Common sense and considerable research suggest that increased time on task can yield commensurate increases in achievement. Teachers in most countries reported that mathematics and science classes typically meet for 2 to 3 hours each week, although from 3´ to 5 hours was common for a number of countries. The data, however, revealed no clear pattern between the number of in-class instructional hours and achievement. Generally, it is important to keep in mind the complexity of relationships between instruction and achievement. In tracked systems, many characteristics of instruction can be related to the track. For example, lower-performing students may be given additional in-school instruction.
Homework is another way of increasing instructional time. Notwithstanding a considerable range in student reports, eighth graders in about half the countries reported doing an average of 2 to 3 hours of homework each day. Most typically, students reported studying mathematics for roughly an hour each day, and science for somewhat less than that. Again, however, the relationship between amount of homework assigned and achievement was not straightforward. High-performing countries assigning relatively low levels of homework included Japan, the Czech Republic, and Flemish-speaking Belgium.
As a related comment on the time students spend studying, eighth graders in most countries reported spending as much out-of-school time each day in non-academic activities as they did in academic activities. Frequently, students reported watching 1 or 2 hours of television each day as well as spending several hours playing or talking with friends, and nearly 2 hours playing sports. (Of course, for teenagers, these activities often occur simultaneously, such as watching television and talking with friends on the phone.)

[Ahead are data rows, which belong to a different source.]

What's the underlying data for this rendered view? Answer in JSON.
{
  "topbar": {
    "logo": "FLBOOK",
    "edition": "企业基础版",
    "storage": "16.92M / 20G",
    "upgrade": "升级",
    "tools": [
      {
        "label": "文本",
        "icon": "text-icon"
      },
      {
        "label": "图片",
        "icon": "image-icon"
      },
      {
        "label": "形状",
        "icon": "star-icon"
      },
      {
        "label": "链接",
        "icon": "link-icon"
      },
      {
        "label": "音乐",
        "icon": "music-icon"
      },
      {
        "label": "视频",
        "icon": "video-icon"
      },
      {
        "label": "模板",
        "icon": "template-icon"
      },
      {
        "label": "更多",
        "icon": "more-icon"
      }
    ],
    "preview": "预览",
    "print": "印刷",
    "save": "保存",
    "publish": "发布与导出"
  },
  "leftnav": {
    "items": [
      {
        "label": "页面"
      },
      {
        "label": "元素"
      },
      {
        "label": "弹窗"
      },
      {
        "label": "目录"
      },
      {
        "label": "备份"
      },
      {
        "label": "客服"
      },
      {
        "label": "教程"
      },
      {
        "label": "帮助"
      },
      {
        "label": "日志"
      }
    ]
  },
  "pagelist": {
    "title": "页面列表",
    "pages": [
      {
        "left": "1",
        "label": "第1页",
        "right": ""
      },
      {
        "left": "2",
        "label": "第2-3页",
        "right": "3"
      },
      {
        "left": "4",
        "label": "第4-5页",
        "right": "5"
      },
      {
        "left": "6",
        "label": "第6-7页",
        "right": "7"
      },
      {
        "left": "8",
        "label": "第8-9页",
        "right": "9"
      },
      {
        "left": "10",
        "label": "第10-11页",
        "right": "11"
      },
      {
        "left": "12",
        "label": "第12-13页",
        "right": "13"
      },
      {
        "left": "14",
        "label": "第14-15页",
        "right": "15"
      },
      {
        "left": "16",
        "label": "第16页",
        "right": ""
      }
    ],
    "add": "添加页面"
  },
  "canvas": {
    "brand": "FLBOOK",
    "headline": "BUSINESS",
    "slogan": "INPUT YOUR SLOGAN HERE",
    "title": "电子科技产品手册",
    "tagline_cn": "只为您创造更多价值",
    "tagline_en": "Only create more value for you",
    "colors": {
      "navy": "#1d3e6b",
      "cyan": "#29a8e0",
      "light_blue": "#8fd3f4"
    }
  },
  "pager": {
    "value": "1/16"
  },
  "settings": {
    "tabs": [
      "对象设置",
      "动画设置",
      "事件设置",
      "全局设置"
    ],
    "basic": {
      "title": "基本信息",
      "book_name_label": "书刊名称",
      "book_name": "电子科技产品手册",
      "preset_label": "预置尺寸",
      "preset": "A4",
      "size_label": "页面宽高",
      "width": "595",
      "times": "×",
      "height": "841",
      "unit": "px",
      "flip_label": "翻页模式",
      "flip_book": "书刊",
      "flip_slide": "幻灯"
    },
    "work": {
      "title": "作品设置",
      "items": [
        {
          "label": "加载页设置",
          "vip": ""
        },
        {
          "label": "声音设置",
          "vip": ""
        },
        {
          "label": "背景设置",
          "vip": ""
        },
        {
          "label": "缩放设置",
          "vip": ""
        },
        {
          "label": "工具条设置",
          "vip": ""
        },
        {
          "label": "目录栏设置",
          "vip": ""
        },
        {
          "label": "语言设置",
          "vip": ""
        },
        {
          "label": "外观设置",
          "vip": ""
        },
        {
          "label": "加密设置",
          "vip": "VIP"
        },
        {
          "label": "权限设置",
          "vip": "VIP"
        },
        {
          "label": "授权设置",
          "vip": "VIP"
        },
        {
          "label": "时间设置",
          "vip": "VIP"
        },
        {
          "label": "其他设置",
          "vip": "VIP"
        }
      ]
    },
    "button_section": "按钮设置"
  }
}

In the short time available, I have been able to share only some highlights from the wealth of data contained in the two reports released today. I would like to emphasize their richness of detail and breadth of coverage. Even more, I would like to stress that these reports represent only the first steps in realizing the full potential of the TIMSS data. We have yet to release the reports presenting the initial results for third- and fourth-grade students as well as those describing achievement for students in their final year of secondary school. Those reports will help complete the picture of mathematics and science education across countries. Beyond that, we look forward to conducting further analyses to investigate the complex interplay among the cultural, social, attitudinal, and instructional factors that support high student achievement.